Gatos vencem preconceitos e mostram sua capacidade de salvar vidas


Nem as crises de asma, controladas por medicamentos, foram suficientes para afastar Camila Martins dos bichanos. Só que ela confessa: antes de ter o primeiro, tinha preconceitos.

Eles já nasceram livres, mas não escaparam dos mitos e superstições. Historicamente discriminados, os felinos conquistam o posto de animal de estimação de muitas famílias. Em 10 anos, a população de bichanos será igual à de cães nas casas brasileiras.
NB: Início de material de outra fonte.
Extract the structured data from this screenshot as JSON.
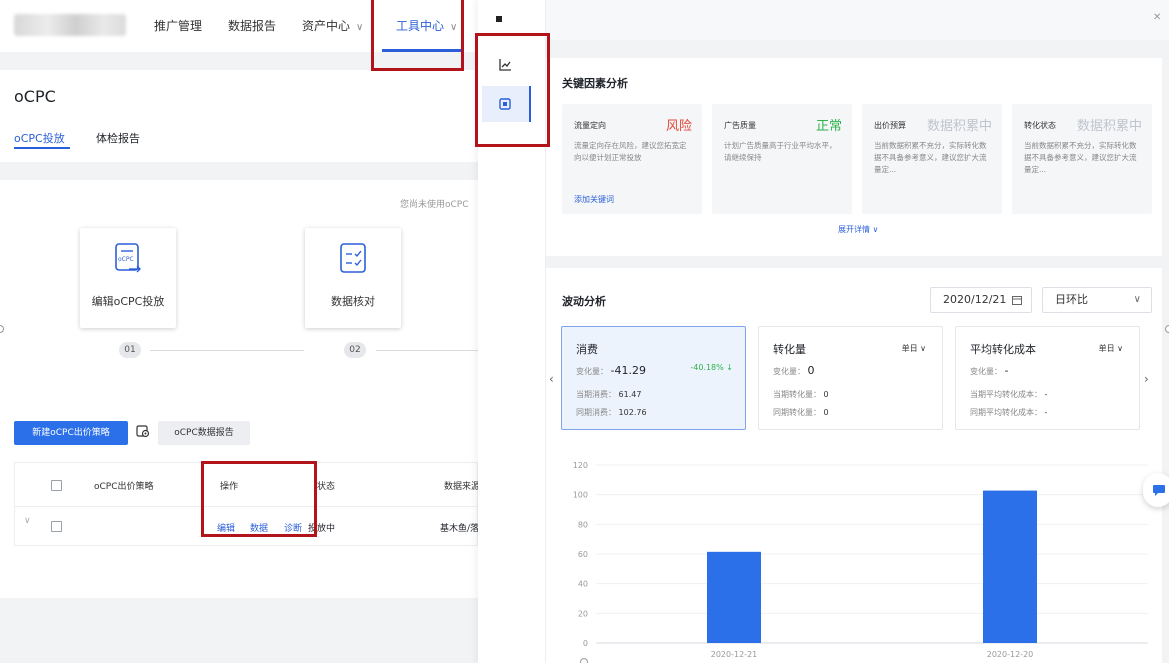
{
  "nav": {
    "items": [
      "推广管理",
      "数据报告",
      "资产中心",
      "工具中心"
    ],
    "active_index": 3
  },
  "page": {
    "title": "oCPC",
    "tabs": [
      "oCPC投放",
      "体检报告"
    ],
    "hint": "您尚未使用oCPC",
    "steps": [
      {
        "label": "编辑oCPC投放",
        "num": "01"
      },
      {
        "label": "数据核对",
        "num": "02"
      }
    ],
    "buttons": {
      "new_strategy": "新建oCPC出价策略",
      "report": "oCPC数据报告"
    },
    "table": {
      "headers": [
        "oCPC出价策略",
        "操作",
        "状态",
        "数据来源"
      ],
      "row": {
        "actions": [
          "编辑",
          "数据",
          "诊断"
        ],
        "status": "投放中",
        "source": "基木鱼/落"
      }
    }
  },
  "drawer": {
    "key_factors": {
      "title": "关键因素分析",
      "cards": [
        {
          "name": "流量定向",
          "status": "风险",
          "status_color": "#e5483b",
          "desc": "流量定向存在风险，建议您拓宽定向以便计划正常投放",
          "link": "添加关键词"
        },
        {
          "name": "广告质量",
          "status": "正常",
          "status_color": "#2db34b",
          "desc": "计划广告质量高于行业平均水平，请继续保持",
          "link": ""
        },
        {
          "name": "出价预算",
          "status": "数据积累中",
          "status_color": "#c0c4cc",
          "desc": "当前数据积累不充分，实际转化数据不具备参考意义，建议您扩大流量定...",
          "link": ""
        },
        {
          "name": "转化状态",
          "status": "数据积累中",
          "status_color": "#c0c4cc",
          "desc": "当前数据积累不充分，实际转化数据不具备参考意义，建议您扩大流量定...",
          "link": ""
        }
      ],
      "expand": "展开详情"
    },
    "fluctuation": {
      "title": "波动分析",
      "date": "2020/12/21",
      "compare": "日环比",
      "metrics": [
        {
          "title": "消费",
          "change_label": "变化量：",
          "change": "-41.29",
          "pct": "-40.18%",
          "prev_label": "当期消费：",
          "prev": "61.47",
          "same_label": "同期消费：",
          "same": "102.76",
          "unit": ""
        },
        {
          "title": "转化量",
          "change_label": "变化量：",
          "change": "0",
          "pct": "",
          "prev_label": "当期转化量：",
          "prev": "0",
          "same_label": "同期转化量：",
          "same": "0",
          "unit": "单日"
        },
        {
          "title": "平均转化成本",
          "change_label": "变化量：",
          "change": "-",
          "pct": "",
          "prev_label": "当期平均转化成本：",
          "prev": "-",
          "same_label": "同期平均转化成本：",
          "same": "-",
          "unit": "单日"
        }
      ]
    }
  },
  "chart_data": {
    "type": "bar",
    "categories": [
      "2020-12-21",
      "2020-12-20"
    ],
    "values": [
      61.47,
      102.76
    ],
    "ylim": [
      0,
      120
    ],
    "yticks": [
      0,
      20,
      40,
      60,
      80,
      100,
      120
    ],
    "grid": true,
    "color": "#2b6fe9"
  }
}
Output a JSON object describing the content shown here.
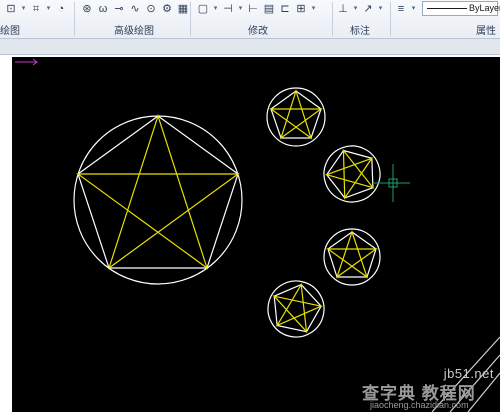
{
  "ribbon": {
    "panels": [
      {
        "id": "draw",
        "label": "绘图"
      },
      {
        "id": "advanced",
        "label": "高级绘图"
      },
      {
        "id": "modify",
        "label": "修改"
      },
      {
        "id": "annotate",
        "label": "标注"
      },
      {
        "id": "properties",
        "label": "属性"
      }
    ],
    "lineweight_value": "ByLayer"
  },
  "watermark": {
    "site": "jb51.net",
    "main": "查字典 教程网",
    "url": "jiaocheng.chazidian.com"
  },
  "colors": {
    "canvas": "#000000",
    "circle": "#ffffff",
    "star": "#e8e000",
    "ucs": "#cc33cc",
    "cursor": "#1e9e6a"
  }
}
“Gatos não são confiáveis.” “Gatos não gostam do dono, só se apegam à casa.” “Cruzar com gato preto dá azar.” “Cães e gatos não podem conviver.” Não são poucos nem novos os mitos — um tanto negativos — que cercam os felinos. Parte deles pode ser explicado pela história ou pela domesticação relativamente recente; outros, pelo temperamento dos bichanos. Dizer que o estigma está perto de acabar é um exagero, já que, ainda hoje, a cada sexta-feira 13, diversos gatos aparecem agredidos nos pontos de atendimento, segundo testemunha Christine Souza Martins, médica veterinária e professora da Universidade de Brasília. Apesar disso, é possível notar um fio puxado neste imenso novelo de maledicências: as pessoas estão se rendendo ao doce encanto dos bichanos.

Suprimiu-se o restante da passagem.